This article argues for the implementation of an alternative financing mechanism for informal small and very small businesses in Africa that would allow them to benefit from other formal financing…
This article argues for the implementation of an alternative financing mechanism for informal small and very small businesses in Africa that would allow them to benefit from other formal financing opportunities under better conditions than those offered to them today.
A review of current funding mechanisms
African economies today are still predominantly financed by the banking sector, which carries the disadvantage of elevating the banker to the status of a sort of multi-sector specialist who groups entrepreneurs in various sectors such as the agri-food, energy, consulting, and even new technology sectors, into the same single portfolio.
Private equity investors focus almost exclusively on large deals in order to ensure the monitoring of their investments (although fortunately some of them have oriented their investment strategies towards small and medium-sized businesses).
Microfinance institutions, whose success is due to a financing model adapted to small-size loans and small companies, but unfortunately carries some significant drawbacks, including the application of high interest rates.
We could also mention meso-finance, which is quite new and essentially functions as an intermediary between traditional banking and micro-bank financing. Nano-credits, which are generally below 100,000 FCFA, are offered by some Fintechs but are still quite rare.
Finally, an informal and parallel financing system has been created which is a sort of “street financing”
system that applies predatory interest rates and abusive loan terms and requires, among other things, the borrower’s debit card as a guarantee.
This overview of existing financing mechanisms makes one thing clear: the informal sector, which according to the International Labor Organization represents more than 85% of jobs on the African continent, has been completely left behind. It is therefore necessary to develop an alternative financing mechanism to cater to this vital segment of our economy.
The overview of existing financing mechanisms makes one thing clear: the informal sector, which represents more than 85% of jobs on the African continent, has been completely left behind.
The informal sector as a life raft
The informal economy constitutes a veritable life raft for the vast majority of Africans. In the case of Europe, this life raft is characterized by each state’s social welfare model, and each country has defined a minimum wage that allows every worker to provide for the basic needs of his or her family.
In Africa, this life raft is characterized by one’s informal activities. The public administration employee who earns 65,000 CFA francs per month (100 €) and who has 6 children to support, will need to develop an additional activity in the informal sector in order to make ends meet and feed his or her family.
Financing our informal sector, therefore, amounts to financing our social welfare network. The informal sector simply cannot remain the forgotten or poorly equipped part of our economy that it is today.
Today, the African financial market should represent hope, an option, through the inclusion of informal entrepreneurship. Each player in our economic network should be able to access an opportunity through this financial market.
This is why we are calling for the implementation of a new product, which we could refer to as “informal bonds”.
Each player in our economic network should be able to access an opportunity through this financial market.
What are informal bonds?
According to the International Monetary Fund (2017), the informal sector represents between 20% (South Africa) and 65% (Benin, Nigeria) of the GDP of African countries.

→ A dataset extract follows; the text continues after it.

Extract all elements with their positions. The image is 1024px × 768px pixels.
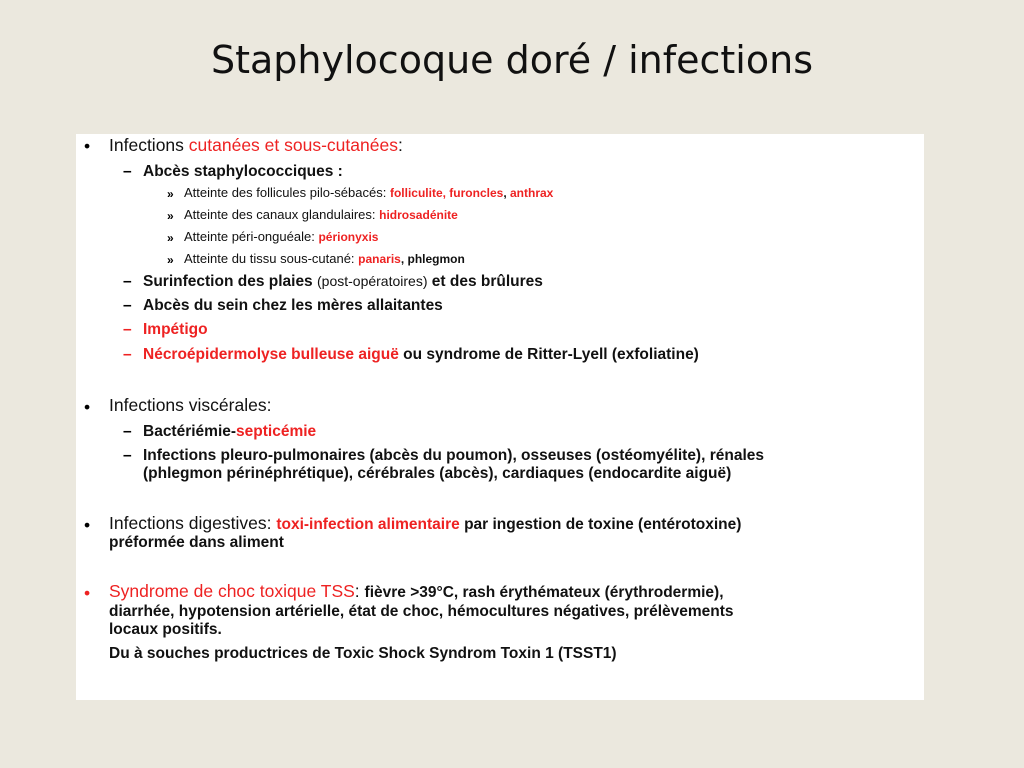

Contrary to popular belief, informal does not necessarily mean poorly organized. In fact, some informal businesses such as planting or motorbike taxi driving, for example, organize as Cooperatives or Groups.
The idea of the informal bond is simply to allow business groups that have historically demonstrated good organization and governance to seek financing for their members through the financial market by issuing what would be called an “informal bond”, a bond dedicated to financing informal business activities.
A group’s leadership would select, thanks to their knowledge of the sector and of their members, the beneficiaries as well as the loan amounts granted to them.
Assuming that the group has previously demonstrated moral probity, it would be possible for all or part of the bond to be guaranteed by a bank or a state guarantee fund.
For security and transparency reasons, loans and repayments would be made directly via “mobile money” transfer between the custodian bank of the operation and the informal entrepreneurs.
This concept could encourage the progressive structuring and formalization of informal actors, who would have specific guidelines to follow in order to qualify for this financing mechanism (group membership, record keeping, opening of a mobile money account, etc.) For their part, the States would benefit from an increase in tax revenues.